The Arabian Nights, more accurately known as One Thousand and One Nights, is a collection of Middle Eastern and South Asian stories and folk tales compiled in Arabic during the Islamic Golden Age. The work as we have it was collected over many centuries by various authors, translators and scholars across the Middle East and North Africa. Though the oldest Arabic manuscript dates from the 14th century, scholars generally date the collection's genesis to around the 9th century.
The main frame story concerns a Persian king and his new bride, Scheherazade, who tells a succession of stories, night after night, in an effort to postpone the threat of execution. The tales vary widely: they include historical tales, love stories, tragedies, comedies, poems, burlesques and various forms of erotica. Numerous stories depict djinns, magicians, and legendary places, which are often intermingled with real people and geography, not always rationally. Sometimes a character in Scheherazade's tale will begin telling other characters a story of his own, and that story may have another one told within it, resulting in a richly layered narrative texture.
Marc Chagall, arguably the pre-eminent colour lithographer of his age, began his relationship with the medium in Four Tales from the Arabian Nights.
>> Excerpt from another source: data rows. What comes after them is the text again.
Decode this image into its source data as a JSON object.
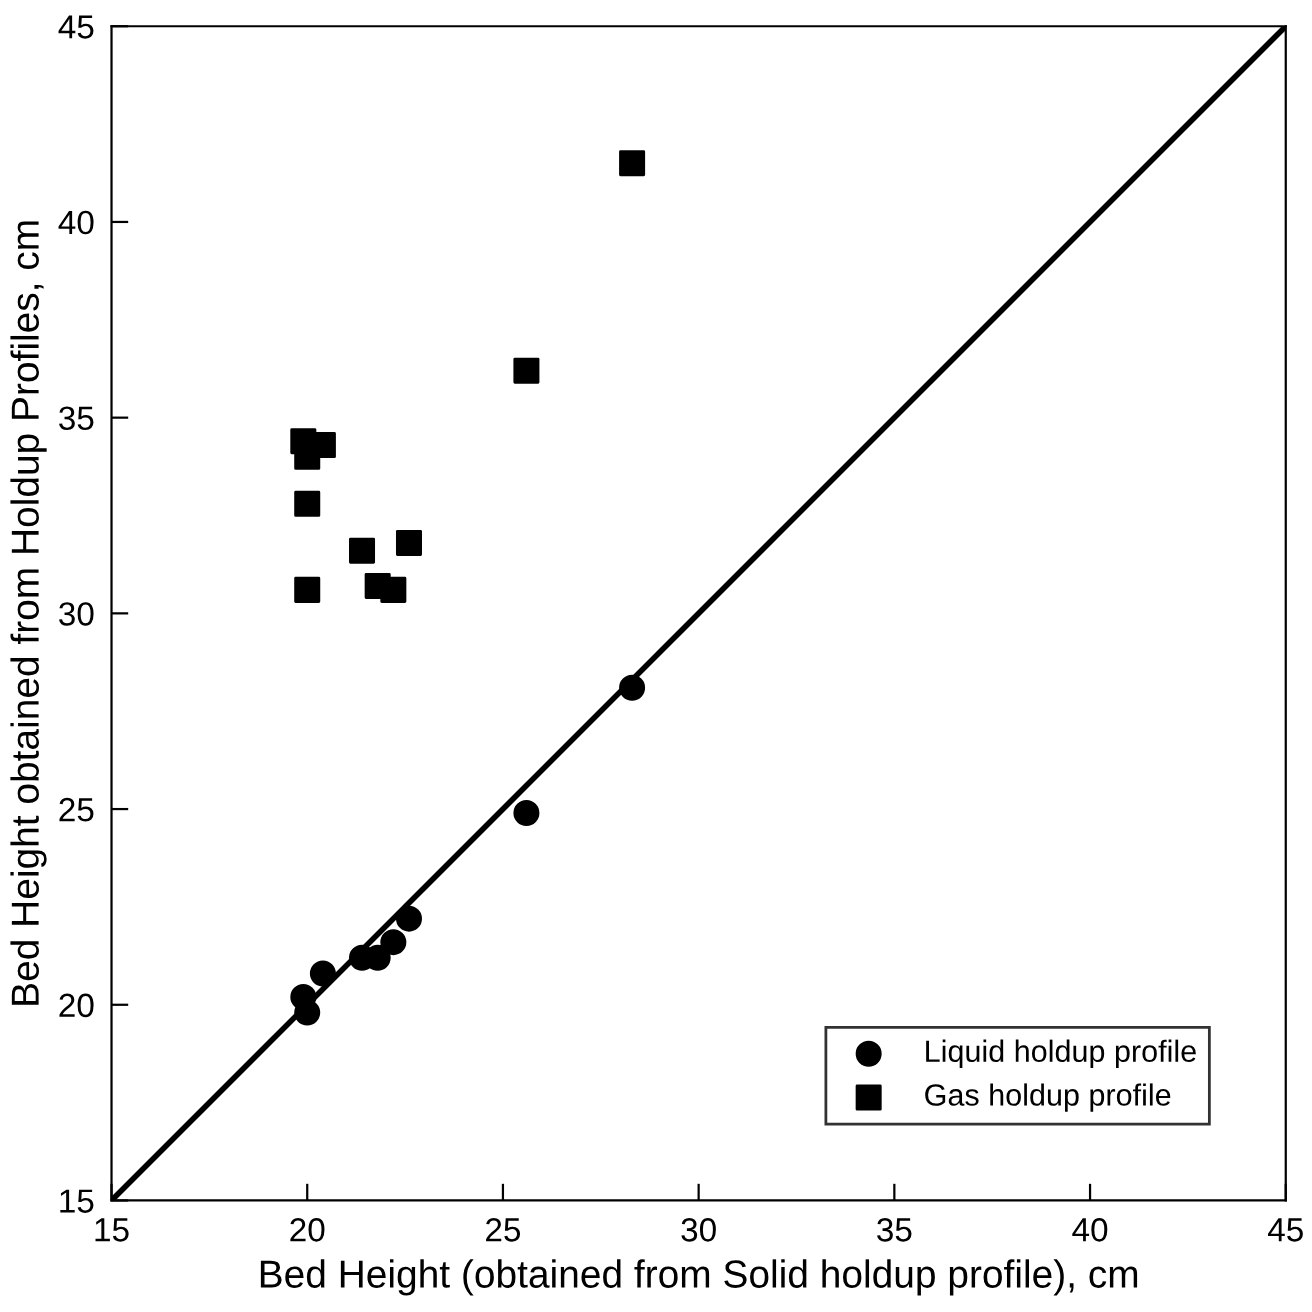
{
  "chart_data": {
    "type": "scatter",
    "xlabel": "Bed Height (obtained from Solid holdup profile), cm",
    "ylabel": "Bed Height obtained from Holdup Profiles, cm",
    "xlim": [
      15,
      45
    ],
    "ylim": [
      15,
      45
    ],
    "xticks": [
      15,
      20,
      25,
      30,
      35,
      40,
      45
    ],
    "yticks": [
      15,
      20,
      25,
      30,
      35,
      40,
      45
    ],
    "grid": false,
    "legend": "bottom right",
    "series": [
      {
        "type": "line",
        "color": "#000000",
        "x": [
          15,
          45
        ],
        "values": [
          15,
          45
        ],
        "marker": "none",
        "line_style": "solid"
      },
      {
        "name": "Liquid holdup profile",
        "color": "#000000",
        "marker": "circle",
        "x": [
          19.9,
          20.0,
          20.4,
          21.4,
          21.8,
          22.2,
          22.6,
          25.6,
          28.3
        ],
        "values": [
          20.2,
          19.8,
          20.8,
          21.2,
          21.2,
          21.6,
          22.2,
          24.9,
          28.1
        ]
      },
      {
        "name": "Gas holdup profile",
        "color": "#000000",
        "marker": "square",
        "x": [
          19.9,
          20.0,
          20.4,
          20.0,
          21.4,
          22.6,
          20.0,
          21.8,
          22.2,
          25.6,
          28.3
        ],
        "values": [
          34.4,
          34.0,
          34.3,
          32.8,
          31.6,
          31.8,
          30.6,
          30.7,
          30.6,
          36.2,
          41.5
        ]
      }
    ]
  }
}
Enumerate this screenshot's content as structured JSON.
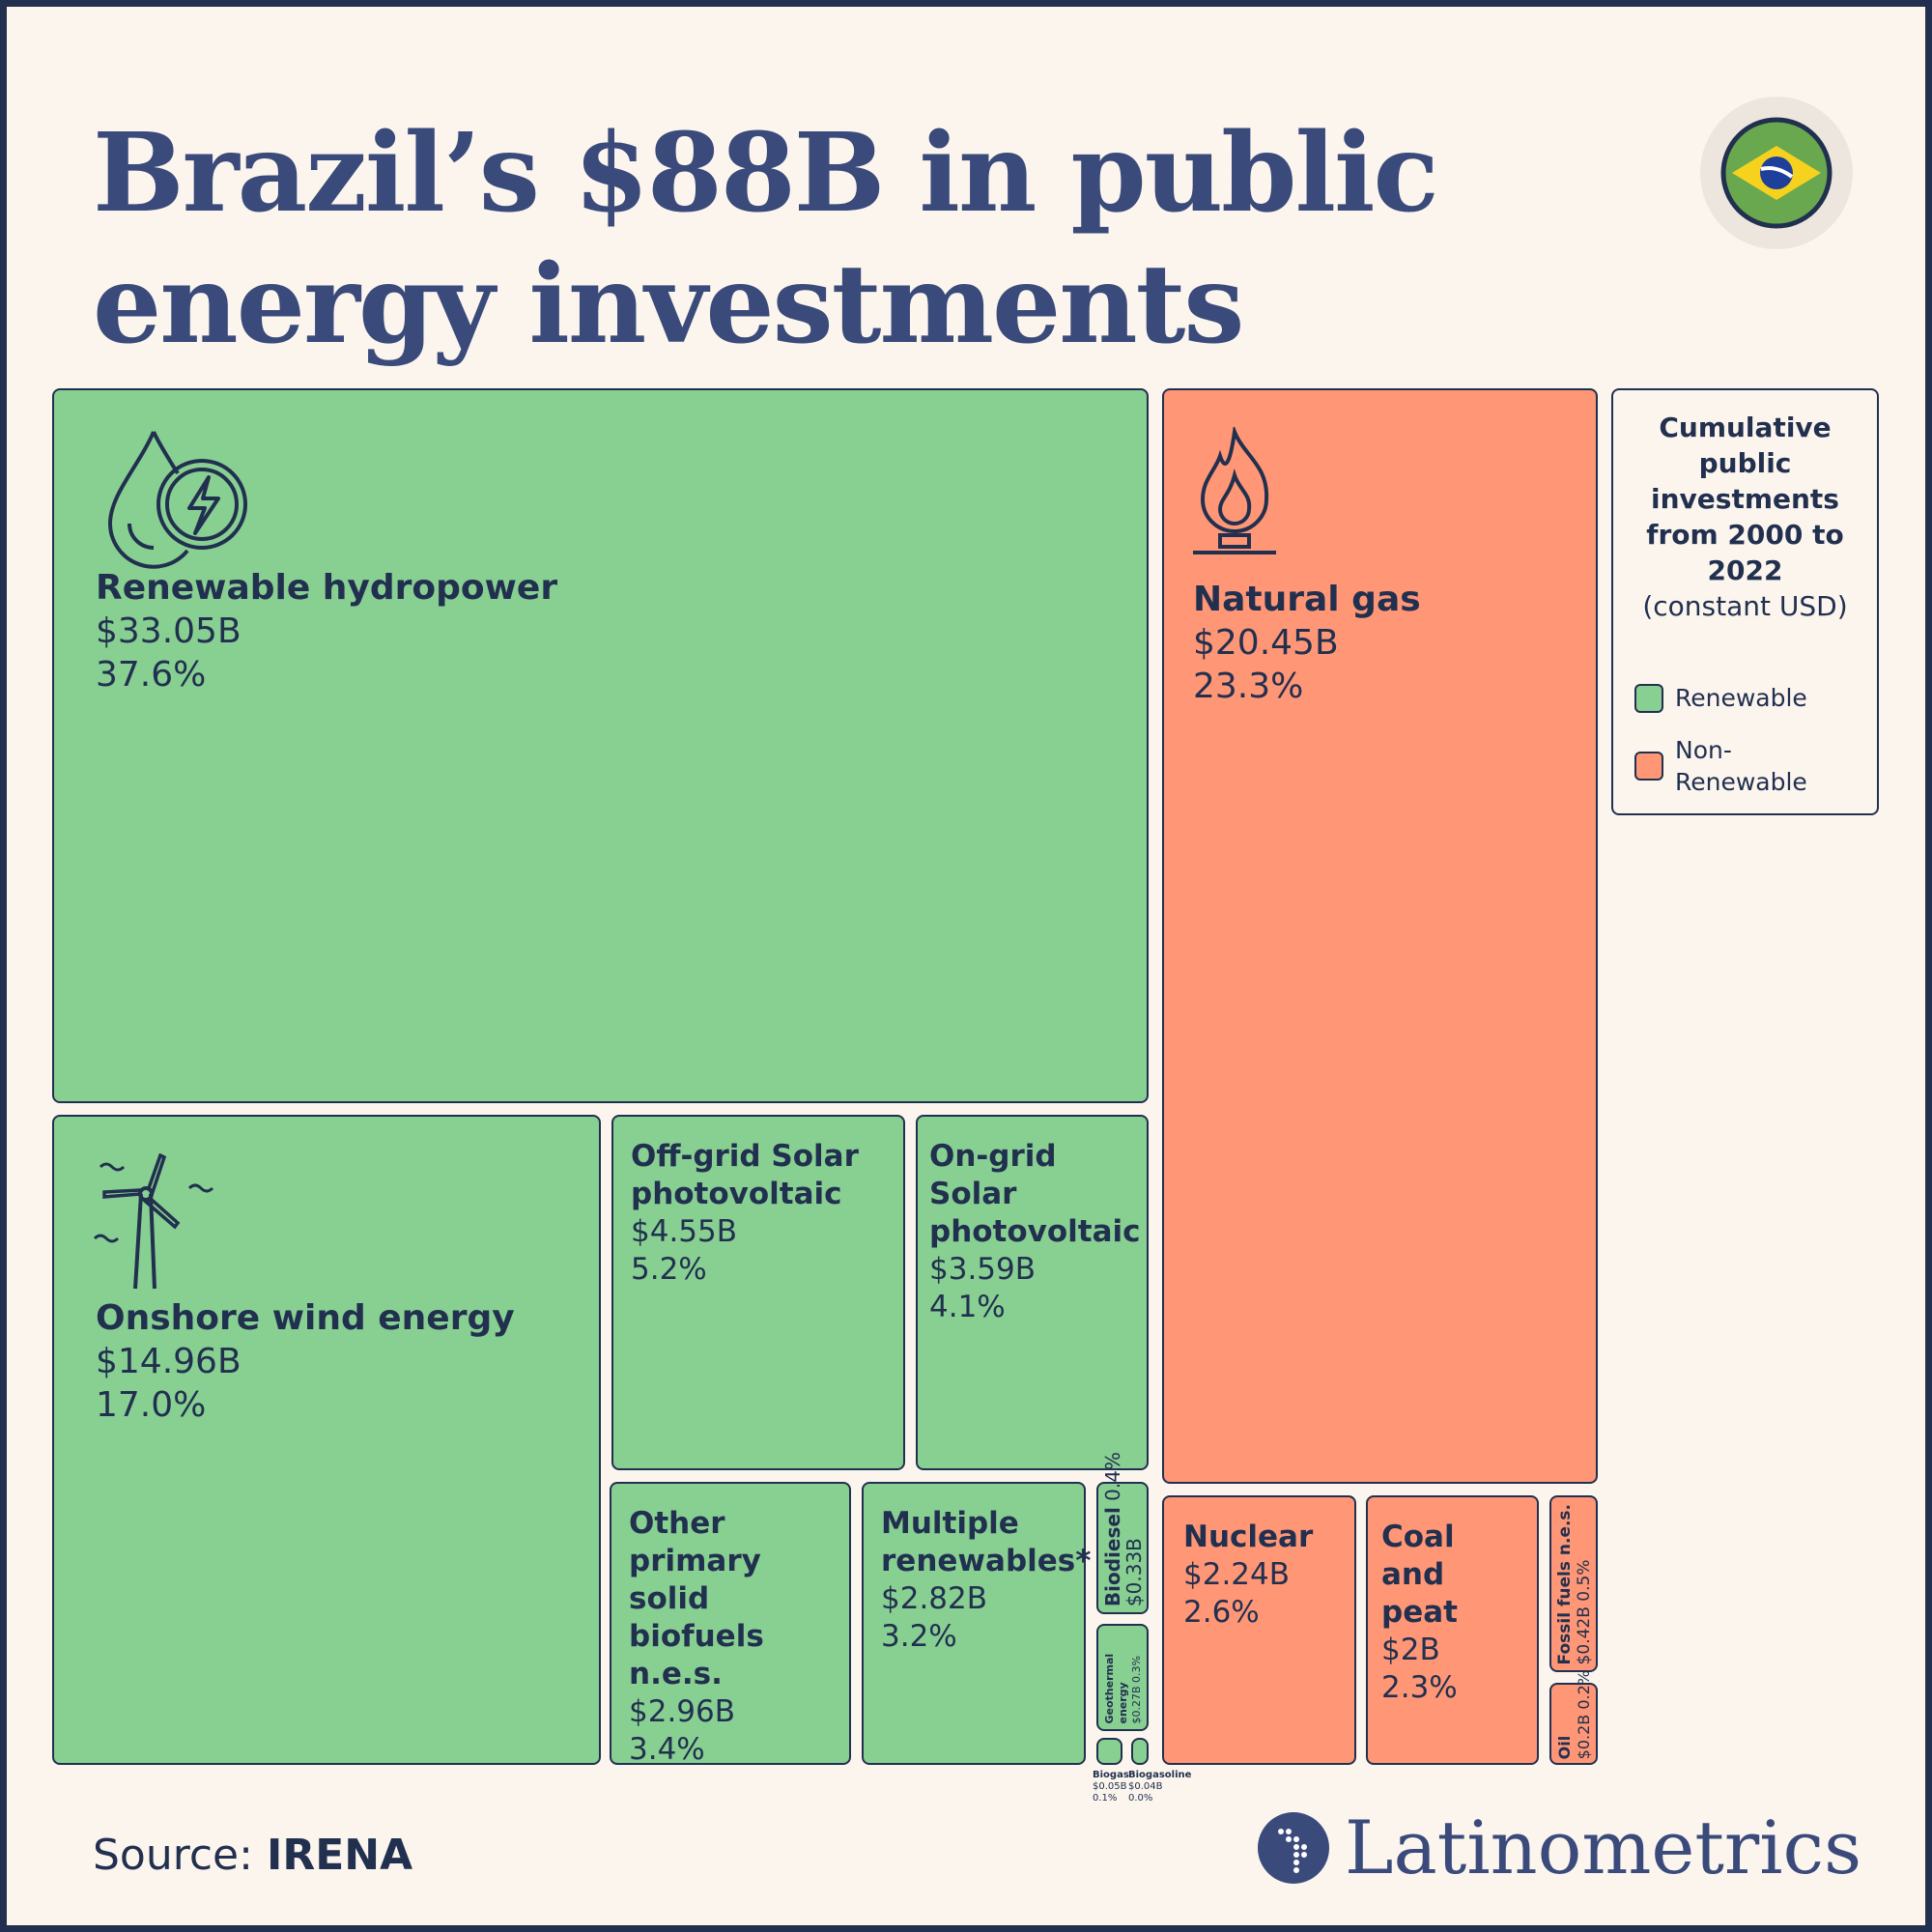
{
  "title": "Brazil’s $88B in public energy investments",
  "flag_icon": "brazil-flag-icon",
  "legend": {
    "title_bold": "Cumulative public investments from 2000 to 2022",
    "title_note": "(constant USD)",
    "items": [
      {
        "label": "Renewable",
        "color": "#88cf92"
      },
      {
        "label": "Non-Renewable",
        "color": "#ff9676"
      }
    ]
  },
  "colors": {
    "renewable": "#88cf92",
    "non_renewable": "#ff9676",
    "outline": "#22304f",
    "title": "#3a4a7a",
    "background": "#fcf5ee"
  },
  "source": {
    "prefix": "Source:",
    "name": "IRENA"
  },
  "brand": "Latinometrics",
  "chart_data": {
    "type": "treemap",
    "title": "Brazil’s $88B in public energy investments",
    "total_usd_billion": 88,
    "unit": "USD billions",
    "items": [
      {
        "name": "Renewable hydropower",
        "value": "$33.05B",
        "pct": "37.6%",
        "value_b": 33.05,
        "category": "Renewable",
        "icon": "water-drop-lightning-icon"
      },
      {
        "name": "Natural gas",
        "value": "$20.45B",
        "pct": "23.3%",
        "value_b": 20.45,
        "category": "Non-Renewable",
        "icon": "gas-flame-icon"
      },
      {
        "name": "Onshore wind energy",
        "value": "$14.96B",
        "pct": "17.0%",
        "value_b": 14.96,
        "category": "Renewable",
        "icon": "wind-turbine-icon"
      },
      {
        "name": "Off-grid Solar photovoltaic",
        "value": "$4.55B",
        "pct": "5.2%",
        "value_b": 4.55,
        "category": "Renewable"
      },
      {
        "name": "On-grid Solar photovoltaic",
        "value": "$3.59B",
        "pct": "4.1%",
        "value_b": 3.59,
        "category": "Renewable"
      },
      {
        "name": "Other primary solid biofuels n.e.s.",
        "value": "$2.96B",
        "pct": "3.4%",
        "value_b": 2.96,
        "category": "Renewable"
      },
      {
        "name": "Multiple renewables*",
        "value": "$2.82B",
        "pct": "3.2%",
        "value_b": 2.82,
        "category": "Renewable"
      },
      {
        "name": "Biodiesel",
        "value": "$0.33B",
        "pct": "0.4%",
        "value_b": 0.33,
        "category": "Renewable"
      },
      {
        "name": "Geothermal energy",
        "value": "$0.27B",
        "pct": "0.3%",
        "value_b": 0.27,
        "category": "Renewable"
      },
      {
        "name": "Biogas",
        "value": "$0.05B",
        "pct": "0.1%",
        "value_b": 0.05,
        "category": "Renewable"
      },
      {
        "name": "Biogasoline",
        "value": "$0.04B",
        "pct": "0.0%",
        "value_b": 0.04,
        "category": "Renewable"
      },
      {
        "name": "Nuclear",
        "value": "$2.24B",
        "pct": "2.6%",
        "value_b": 2.24,
        "category": "Non-Renewable"
      },
      {
        "name": "Coal and peat",
        "value": "$2B",
        "pct": "2.3%",
        "value_b": 2.0,
        "category": "Non-Renewable"
      },
      {
        "name": "Fossil fuels n.e.s.",
        "value": "$0.42B",
        "pct": "0.5%",
        "value_b": 0.42,
        "category": "Non-Renewable"
      },
      {
        "name": "Oil",
        "value": "$0.2B",
        "pct": "0.2%",
        "value_b": 0.2,
        "category": "Non-Renewable"
      }
    ]
  }
}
As in his later illustration series, Chagall conceived the pictures as augmentations of the text, serving to arouse the interest of both the reader and the viewer. It has come to be regarded as one of his finest essays in the medium of lithography, in large part because the literary source required no change in the artist's style. Chagall found himself confronted by a text which inspired and responded to his art like no other.